The main exports from Kenya to Pakistan are coffee, tea, industrial supplies, fuel and transport equipment.
Foodstuff and beverages, especially tea, make up 45% of the total export values to Pakistan.
On the other hand, Pakistan’s main export to Kenya is rice. For Kenya, Pakistan is the second-largest export partner destination after the UAE in continental Asia.
As of 2018, Kenya imports from Pakistan were valued at US$211.81 million. This is according to the United Nations COMTRADE database on international trade.
Continent-wide, as of 2018, trade between Pakistan and Africa stood at US$3.6 billion with Pakistan exporting a volume of US$1.4 billion while importing a volume of US$ 2.2 billion from Africa.
Pakistan imports cotton and textile products, crude oil, iron, tea, coffee, steel and inorganic chemicals from Africa. In return, Africa gets textile products, cotton, cereals, paper products and sugar.
During the opening of the Pakistan-Africa trade and development conference on Thursday, President Uhuru Kenyatta said that the African Continental Free Trade Area (AfCFTA) which creates a market of over 1.2 billion people with an income of about US$3 trillion will help Africa scale up trade.
By being the largest free trade area since the establishment of the WTO in 1994, AfCFTA presents a unique platform for investors to engage Africa as a bloc thereby benefiting from economies of scale.

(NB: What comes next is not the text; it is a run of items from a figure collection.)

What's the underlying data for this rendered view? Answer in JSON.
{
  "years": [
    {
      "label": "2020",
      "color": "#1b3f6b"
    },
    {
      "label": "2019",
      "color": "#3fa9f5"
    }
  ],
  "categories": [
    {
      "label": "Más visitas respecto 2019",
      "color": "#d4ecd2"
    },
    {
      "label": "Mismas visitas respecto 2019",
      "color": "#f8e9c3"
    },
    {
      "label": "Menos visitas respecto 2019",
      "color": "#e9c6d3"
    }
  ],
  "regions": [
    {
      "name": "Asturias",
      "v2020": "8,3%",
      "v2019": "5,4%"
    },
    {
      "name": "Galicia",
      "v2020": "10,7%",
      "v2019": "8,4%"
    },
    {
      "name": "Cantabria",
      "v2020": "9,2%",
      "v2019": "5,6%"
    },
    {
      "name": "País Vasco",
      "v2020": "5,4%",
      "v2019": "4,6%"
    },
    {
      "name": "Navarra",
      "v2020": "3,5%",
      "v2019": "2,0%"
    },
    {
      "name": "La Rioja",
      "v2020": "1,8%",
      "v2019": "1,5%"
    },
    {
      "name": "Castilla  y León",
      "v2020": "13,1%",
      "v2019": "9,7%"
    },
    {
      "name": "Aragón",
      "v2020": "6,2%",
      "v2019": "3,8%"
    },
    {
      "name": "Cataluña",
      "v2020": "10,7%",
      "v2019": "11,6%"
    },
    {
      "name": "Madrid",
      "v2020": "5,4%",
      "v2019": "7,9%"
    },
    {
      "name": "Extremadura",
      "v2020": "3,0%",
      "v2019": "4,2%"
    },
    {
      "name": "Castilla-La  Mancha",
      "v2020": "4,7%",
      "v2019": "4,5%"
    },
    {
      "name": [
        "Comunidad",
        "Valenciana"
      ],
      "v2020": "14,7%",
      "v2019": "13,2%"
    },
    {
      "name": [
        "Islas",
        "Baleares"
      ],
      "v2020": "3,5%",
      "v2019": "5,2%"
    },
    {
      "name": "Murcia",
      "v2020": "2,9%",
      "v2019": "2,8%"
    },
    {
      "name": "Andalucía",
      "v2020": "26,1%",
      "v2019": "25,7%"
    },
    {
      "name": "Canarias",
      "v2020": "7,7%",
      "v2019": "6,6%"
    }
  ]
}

“Stronger bonds will be built under a single trading platform of the African Continental Free Trade Area framework, on which all third parties shall engage Africa on matters trade and investment,” the President said.
Boosting Trade between Kenya and Pakistan
Kenya has been offering Pakistanis visa on arrival since 2015 and now the two countries are working on direct flights to open up opportunities for trade.
The two countries are working on modalities to commence negotiations for infrastructure including shipping through port linkages, among other incentives, to boost trade between the two countries.
Top on the list is linking the Port of Mombasa and Karachi which would see cargo ships take less than 14 days. When fully implemented, the linkage will significantly reduce time wastage and costs on exports and imports.
Currently, a cargo ship takes almost 20 days to dock in either Mombasa or Karachi.